The European Union is to release €137 billion of withheld funds from Poland due to rule of law concerns, European Commission President Ursula von der Leyen said on Friday.
Next week, the commission “will come forward with two decisions on European funds that are currently blocked for Poland,” von der Leyen said at a press briefing in Warsaw. “These decisions will free up €137 billion for Poland.”
Concerns about judicial reforms under Poland’s previous nationalist government prompted the commission to withhold money from the EU budget that would normally have been spent in Poland.
But in October, the nationalist Law and Justice Party (PiS) was ousted by a centrist coalition led by former European Council President Donald Tusk, who has sought to undo the changes PiS made and restore Poland’s EU funding.
At a meeting in Brussels on Tuesday, Poland’s new justice minister, Adam Bodnar laid out the new government’s judicial reform plan to member states’ European affairs ministers.
In Warsaw on Friday, von der Leyen told Tusk, “I strongly welcome the action plan that your government presented to the member states this week.
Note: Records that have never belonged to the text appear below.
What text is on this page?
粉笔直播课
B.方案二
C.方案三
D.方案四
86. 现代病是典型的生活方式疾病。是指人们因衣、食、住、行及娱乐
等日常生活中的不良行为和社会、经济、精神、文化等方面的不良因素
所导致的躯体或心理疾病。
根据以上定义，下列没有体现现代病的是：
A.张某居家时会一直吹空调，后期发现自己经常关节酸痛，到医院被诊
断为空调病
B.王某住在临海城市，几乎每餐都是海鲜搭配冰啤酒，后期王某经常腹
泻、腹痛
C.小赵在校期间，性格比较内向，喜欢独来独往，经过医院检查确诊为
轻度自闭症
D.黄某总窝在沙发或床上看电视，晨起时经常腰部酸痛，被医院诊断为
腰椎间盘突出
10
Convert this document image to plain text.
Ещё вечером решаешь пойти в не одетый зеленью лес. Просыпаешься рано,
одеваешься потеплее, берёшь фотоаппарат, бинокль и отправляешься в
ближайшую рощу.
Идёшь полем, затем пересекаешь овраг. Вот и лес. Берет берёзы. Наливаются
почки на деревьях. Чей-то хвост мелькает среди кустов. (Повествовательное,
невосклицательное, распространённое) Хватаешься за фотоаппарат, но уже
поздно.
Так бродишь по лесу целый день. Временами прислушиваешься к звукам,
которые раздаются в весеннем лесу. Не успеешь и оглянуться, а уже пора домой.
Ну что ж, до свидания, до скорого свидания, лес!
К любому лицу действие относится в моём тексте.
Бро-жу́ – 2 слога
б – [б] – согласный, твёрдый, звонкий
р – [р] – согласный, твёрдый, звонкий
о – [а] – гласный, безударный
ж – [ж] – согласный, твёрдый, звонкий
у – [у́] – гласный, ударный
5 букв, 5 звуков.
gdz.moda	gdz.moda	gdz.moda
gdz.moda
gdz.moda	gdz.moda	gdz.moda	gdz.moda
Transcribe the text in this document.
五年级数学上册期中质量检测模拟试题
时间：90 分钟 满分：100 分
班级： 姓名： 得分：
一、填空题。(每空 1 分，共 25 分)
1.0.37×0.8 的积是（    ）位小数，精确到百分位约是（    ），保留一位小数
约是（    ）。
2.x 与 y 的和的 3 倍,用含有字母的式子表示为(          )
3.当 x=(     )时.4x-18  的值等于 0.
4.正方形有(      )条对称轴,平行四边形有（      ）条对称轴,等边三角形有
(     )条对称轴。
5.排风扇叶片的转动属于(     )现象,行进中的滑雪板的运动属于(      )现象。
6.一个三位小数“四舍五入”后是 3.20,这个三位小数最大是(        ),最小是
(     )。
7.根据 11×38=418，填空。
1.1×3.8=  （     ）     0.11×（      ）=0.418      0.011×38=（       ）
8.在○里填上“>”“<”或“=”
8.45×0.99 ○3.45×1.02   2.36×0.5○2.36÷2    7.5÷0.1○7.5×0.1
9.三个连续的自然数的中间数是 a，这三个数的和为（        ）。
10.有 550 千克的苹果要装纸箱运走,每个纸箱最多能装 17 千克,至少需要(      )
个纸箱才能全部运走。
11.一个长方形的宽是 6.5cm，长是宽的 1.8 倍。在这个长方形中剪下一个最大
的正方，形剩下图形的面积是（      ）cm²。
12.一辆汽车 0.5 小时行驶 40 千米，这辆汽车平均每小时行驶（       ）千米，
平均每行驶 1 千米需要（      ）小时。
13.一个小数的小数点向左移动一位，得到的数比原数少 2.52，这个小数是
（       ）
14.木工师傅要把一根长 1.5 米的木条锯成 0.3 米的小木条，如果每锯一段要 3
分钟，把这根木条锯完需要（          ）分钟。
It is a powerful statement. It is a clear road map for Poland, and your efforts are decisive.”
She said the €137 billion “will be guaranteed by the European Public Prosecutor. This is great news for the Polish people and for Europe, and this is your achievement.”
Von der Leyen said the money will come from two sources: the EU’s cohesion budget, which pays for regional development, and a separate fund created to help the EU’s economy recover from the effects of Covid-19 restrictions.